Wednesday, February 14, 2007

Fastest On-Chip Dynamic Memory Technology from IBM

Almost as an answer to Monday's announcement of Teraflops-chip by Intel, today IBM announced at the International Solid State Circuits Conference in San Francisco that it has devised a way to triple the amount of memory stored on chips and double the performance of data-hungry processors by replacing a problematic type of memory with a variety that uses much less space on the slice of silicon.

IBM's new technology, which is also designed in stress-enabled 65nm Silicon-on-Insulator (SOI) using deep trench, improves on-processor memory performance in about one-third the space with one-fifth the standby power of conventional SRAM (static random access memory). The new memory technology will help unclog crippling bottlenecks that build up as increasingly powerful microprocessors attempt to retrieve data from a separate memory chip faster than it can be delivered.

IBM said its solution entails swapping out most of the static random access memory, or SRAM, used to store information directly on computer chips and integrating onto the chip another kind of memory, known as dynamic random access memory, or DRAM. SRAM is a type of memory that’s fast and easy to manufacture but takes up a lot of valuable 'space' on the chips. DRAM, the most common type of memory used in personal computers, has typically been stored on a separate chip and has previously been viewed as too slow to be integrated directly onto the microprocessor.

The company has been able to speed up the DRAM to the point where it’s nearly as fast as SRAM, and that the result is a type of memory known as embedded DRAM, or eDRAM, that helps boost the performance of chips with multiple core calculating engines and is particularly suited for enabling the movement of graphics in gaming and other multimedia applications.

The prototype 500 MHz chip created by IBM was able to move data in and out of the memory in a random fashion in under 1.5 nanoseconds, which is a bit slower than SRAM--half as fast compared to the fastest SRAM on the market, in fact.
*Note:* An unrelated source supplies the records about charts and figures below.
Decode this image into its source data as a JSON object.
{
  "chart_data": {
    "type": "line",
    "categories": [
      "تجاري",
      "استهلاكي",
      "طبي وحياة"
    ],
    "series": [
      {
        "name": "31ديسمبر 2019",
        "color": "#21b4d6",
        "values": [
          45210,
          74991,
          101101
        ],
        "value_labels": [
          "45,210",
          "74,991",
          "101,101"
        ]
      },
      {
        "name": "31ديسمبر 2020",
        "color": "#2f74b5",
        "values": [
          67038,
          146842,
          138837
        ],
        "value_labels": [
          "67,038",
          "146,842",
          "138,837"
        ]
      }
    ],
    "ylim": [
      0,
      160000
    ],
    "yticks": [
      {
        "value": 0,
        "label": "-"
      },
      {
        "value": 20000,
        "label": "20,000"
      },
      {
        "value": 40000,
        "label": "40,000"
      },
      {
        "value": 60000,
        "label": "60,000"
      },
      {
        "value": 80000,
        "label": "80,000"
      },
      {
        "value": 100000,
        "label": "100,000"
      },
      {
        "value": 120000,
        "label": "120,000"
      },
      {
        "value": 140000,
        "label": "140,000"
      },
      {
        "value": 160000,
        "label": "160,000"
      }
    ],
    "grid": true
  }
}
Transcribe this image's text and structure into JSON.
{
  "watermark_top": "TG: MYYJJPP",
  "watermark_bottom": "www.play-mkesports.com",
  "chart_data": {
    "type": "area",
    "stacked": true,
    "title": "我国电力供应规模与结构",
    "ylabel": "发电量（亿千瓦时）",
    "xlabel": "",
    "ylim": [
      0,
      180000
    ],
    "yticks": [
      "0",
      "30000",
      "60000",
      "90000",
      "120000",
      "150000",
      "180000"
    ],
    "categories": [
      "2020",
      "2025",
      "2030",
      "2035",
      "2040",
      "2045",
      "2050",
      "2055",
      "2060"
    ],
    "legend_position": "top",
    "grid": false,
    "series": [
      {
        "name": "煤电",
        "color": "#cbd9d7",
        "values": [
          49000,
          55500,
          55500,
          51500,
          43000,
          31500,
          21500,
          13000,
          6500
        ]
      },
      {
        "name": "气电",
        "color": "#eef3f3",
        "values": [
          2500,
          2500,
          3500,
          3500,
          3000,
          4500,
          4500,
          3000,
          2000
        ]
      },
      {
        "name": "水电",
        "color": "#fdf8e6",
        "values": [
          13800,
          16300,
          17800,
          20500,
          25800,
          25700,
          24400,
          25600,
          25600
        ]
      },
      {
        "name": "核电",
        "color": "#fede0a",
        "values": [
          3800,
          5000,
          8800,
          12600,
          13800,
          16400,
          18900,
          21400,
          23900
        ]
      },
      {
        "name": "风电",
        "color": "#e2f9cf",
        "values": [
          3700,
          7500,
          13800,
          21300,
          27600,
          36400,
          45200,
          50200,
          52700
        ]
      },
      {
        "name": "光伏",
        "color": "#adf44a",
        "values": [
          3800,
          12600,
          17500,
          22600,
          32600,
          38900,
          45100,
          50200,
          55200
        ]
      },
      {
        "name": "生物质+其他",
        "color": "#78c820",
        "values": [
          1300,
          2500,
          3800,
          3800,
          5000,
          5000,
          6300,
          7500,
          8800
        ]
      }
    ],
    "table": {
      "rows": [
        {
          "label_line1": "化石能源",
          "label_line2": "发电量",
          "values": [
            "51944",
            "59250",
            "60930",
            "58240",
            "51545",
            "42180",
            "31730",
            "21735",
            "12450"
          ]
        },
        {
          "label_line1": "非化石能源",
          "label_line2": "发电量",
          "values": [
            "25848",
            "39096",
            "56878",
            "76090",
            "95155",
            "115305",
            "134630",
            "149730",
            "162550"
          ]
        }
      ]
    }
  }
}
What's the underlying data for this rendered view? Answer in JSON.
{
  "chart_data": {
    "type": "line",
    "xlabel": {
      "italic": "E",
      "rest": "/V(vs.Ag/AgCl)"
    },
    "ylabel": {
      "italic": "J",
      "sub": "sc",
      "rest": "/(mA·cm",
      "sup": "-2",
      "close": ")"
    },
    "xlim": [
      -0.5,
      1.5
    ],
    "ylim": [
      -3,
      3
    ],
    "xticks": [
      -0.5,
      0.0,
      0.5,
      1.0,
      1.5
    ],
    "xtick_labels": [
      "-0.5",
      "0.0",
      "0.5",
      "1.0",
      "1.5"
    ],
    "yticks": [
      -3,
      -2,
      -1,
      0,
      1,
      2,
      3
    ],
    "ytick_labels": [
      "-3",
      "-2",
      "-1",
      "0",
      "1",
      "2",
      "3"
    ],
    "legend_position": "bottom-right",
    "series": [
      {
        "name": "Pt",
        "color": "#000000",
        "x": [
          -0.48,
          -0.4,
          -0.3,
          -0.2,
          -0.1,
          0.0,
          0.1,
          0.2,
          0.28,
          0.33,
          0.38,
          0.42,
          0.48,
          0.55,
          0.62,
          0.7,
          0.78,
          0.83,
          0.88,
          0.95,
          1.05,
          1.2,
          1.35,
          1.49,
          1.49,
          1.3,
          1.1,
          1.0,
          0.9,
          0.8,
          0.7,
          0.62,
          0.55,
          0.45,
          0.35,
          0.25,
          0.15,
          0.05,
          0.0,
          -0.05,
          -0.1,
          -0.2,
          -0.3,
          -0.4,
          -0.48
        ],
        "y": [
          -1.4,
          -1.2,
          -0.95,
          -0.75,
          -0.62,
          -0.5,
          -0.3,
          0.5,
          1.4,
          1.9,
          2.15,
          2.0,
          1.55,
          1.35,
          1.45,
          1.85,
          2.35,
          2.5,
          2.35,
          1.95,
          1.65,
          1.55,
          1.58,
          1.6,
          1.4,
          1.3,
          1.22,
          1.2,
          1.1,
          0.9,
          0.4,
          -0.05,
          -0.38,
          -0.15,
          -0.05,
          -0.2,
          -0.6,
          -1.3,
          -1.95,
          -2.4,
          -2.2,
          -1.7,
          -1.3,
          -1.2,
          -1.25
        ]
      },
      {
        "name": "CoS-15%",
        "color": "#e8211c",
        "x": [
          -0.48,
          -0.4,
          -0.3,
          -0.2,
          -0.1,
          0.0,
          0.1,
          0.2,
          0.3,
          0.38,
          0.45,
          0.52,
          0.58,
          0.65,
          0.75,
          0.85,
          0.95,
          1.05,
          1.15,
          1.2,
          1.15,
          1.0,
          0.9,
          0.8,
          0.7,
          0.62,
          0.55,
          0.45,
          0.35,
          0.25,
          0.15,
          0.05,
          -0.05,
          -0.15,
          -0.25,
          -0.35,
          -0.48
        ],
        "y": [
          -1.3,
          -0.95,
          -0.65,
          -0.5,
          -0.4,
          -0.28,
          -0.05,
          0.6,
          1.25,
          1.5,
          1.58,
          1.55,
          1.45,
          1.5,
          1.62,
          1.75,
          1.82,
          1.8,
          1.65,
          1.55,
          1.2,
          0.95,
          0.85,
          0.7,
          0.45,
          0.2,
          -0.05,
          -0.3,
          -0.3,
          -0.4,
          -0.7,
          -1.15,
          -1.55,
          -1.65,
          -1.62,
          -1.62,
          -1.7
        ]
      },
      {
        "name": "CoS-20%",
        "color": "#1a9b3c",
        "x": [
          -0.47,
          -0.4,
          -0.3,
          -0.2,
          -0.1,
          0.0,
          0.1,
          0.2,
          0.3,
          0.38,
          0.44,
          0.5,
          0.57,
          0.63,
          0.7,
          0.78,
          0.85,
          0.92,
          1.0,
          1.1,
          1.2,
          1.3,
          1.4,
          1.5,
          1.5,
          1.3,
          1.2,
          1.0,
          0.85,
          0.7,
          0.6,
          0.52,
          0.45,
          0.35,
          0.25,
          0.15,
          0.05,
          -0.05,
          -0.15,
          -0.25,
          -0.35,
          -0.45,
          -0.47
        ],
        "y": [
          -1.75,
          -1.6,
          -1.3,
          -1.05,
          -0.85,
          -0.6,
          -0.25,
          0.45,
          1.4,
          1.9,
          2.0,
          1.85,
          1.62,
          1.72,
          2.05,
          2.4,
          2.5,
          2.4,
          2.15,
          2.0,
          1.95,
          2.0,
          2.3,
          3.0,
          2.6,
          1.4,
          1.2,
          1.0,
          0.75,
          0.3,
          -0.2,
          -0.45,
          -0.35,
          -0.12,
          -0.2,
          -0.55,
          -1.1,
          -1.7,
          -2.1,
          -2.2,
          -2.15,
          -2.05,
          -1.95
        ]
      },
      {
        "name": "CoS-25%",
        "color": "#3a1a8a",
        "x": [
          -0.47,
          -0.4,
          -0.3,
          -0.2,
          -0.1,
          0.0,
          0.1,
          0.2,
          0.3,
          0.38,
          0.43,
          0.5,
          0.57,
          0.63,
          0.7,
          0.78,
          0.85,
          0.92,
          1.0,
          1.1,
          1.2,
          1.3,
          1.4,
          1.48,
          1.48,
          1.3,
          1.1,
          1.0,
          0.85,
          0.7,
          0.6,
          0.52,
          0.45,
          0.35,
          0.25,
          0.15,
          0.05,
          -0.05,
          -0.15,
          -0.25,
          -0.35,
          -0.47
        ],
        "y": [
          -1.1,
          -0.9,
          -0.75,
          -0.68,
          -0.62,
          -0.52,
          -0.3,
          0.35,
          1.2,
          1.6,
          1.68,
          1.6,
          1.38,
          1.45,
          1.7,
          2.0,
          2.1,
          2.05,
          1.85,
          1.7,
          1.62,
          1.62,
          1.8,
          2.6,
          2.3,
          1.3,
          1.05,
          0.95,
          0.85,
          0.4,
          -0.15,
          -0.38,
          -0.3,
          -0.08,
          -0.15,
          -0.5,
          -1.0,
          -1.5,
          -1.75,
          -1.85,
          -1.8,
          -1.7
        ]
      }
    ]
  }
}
But the embedded DRAM was considerably faster at dispensing data than normal DRAM, which can take almost 10 times as long to do the same task. Because DRAM has much fewer transistors and less memory leakage, IBM says it can cram 3 times as much DRAM cache on the chip, which will make up for some of the slowness of embedded DRAM compared to SRAM.

The technology is expected to be a key feature of IBM's 45nm microprocessor roadmap and will be included in IBM's server chips starting in 2008 and will expand to other products.




Monday, February 12, 2007

Intel's Teraflops-Capable Chip

Intel has designed an experimental computer chip with 80 separate processing engines (or cores), that promises to perform calculations as quickly as an entire data center - while consuming as much energy as a light bulb. The world's biggest chipmaker announced today that it developed a programmable processor that can perform about a trillion calculations per second, or deliver a performance of 1.01 teraflops. It accomplishes this feat while consuming 62 watts of power when the chip is running at a frequency of 3.16 gigahertz.

"ASCI Red", the first computer to benchmark at Teraflops in 1996, took up more than 600 square metres at Sandia National Laboratories and used nearly 10,000 Pentium Pro processors running at 200MHz and consuming 500kW of power. It required an additional 500 kW just to keep the room cool.

Intel's latest chip is still in the research phase, but it marks an important breakthrough for an industry obsessed with obtaining the highest amount of performance for the lowest energy consumption. The chip’s design is meant to exploit a new generation of manufacturing technology the company introduced last month (our past posting). Intel said that it had changed the basic design of transistors in such a way that it would be able to continue to shrink them to smaller sizes — offering lower power and higher speeds — for at least a half-decade or more.

Technology experts praised Intel for devising a clever way to get 80 core calculating engines onto a single slice of silicon. The cores used on the research chip are much smaller and simpler than those used in Intel's latest line of chips, which have two or four cores. The research chip has 100 million transistors on it, about one-third the number on Intel's current line of chips.

The first uses for the chips would likely be in corporate data centers, supercomputers, communications infrastructures and for heavy-duty financial and scientific research. Intel suggested one possible consumer use: a program that intelligently monitors a televised sporting event and automatically identifies and compiles key highlights like a slam dunk or a home run by a favourite player based on the spectator's preferences. Other uses could be artificial intelligence, realistic 3-D computer modeling and real-time speech recognition.

Already, computer networking companies and the makers of PC graphics cards are moving to processor designs that have hundreds of computing engines, but only for special applications. For example, Cisco Systems now uses a chip called Metro with 192 cores in its high-end network routers. Last November Nvidia introduced its most powerful graphics processor, the GeForce 8800, which has 128 cores.

The Intel demonstration suggests that the technology may come to dominate mainstream computing in the future. While the chip is not compatible with Intel’s current chips, the company said it had already begun designing a commercial version that would essentially have dozens or even hundreds of Intel-compatible microprocessors laid out in a tiled pattern on a single chip.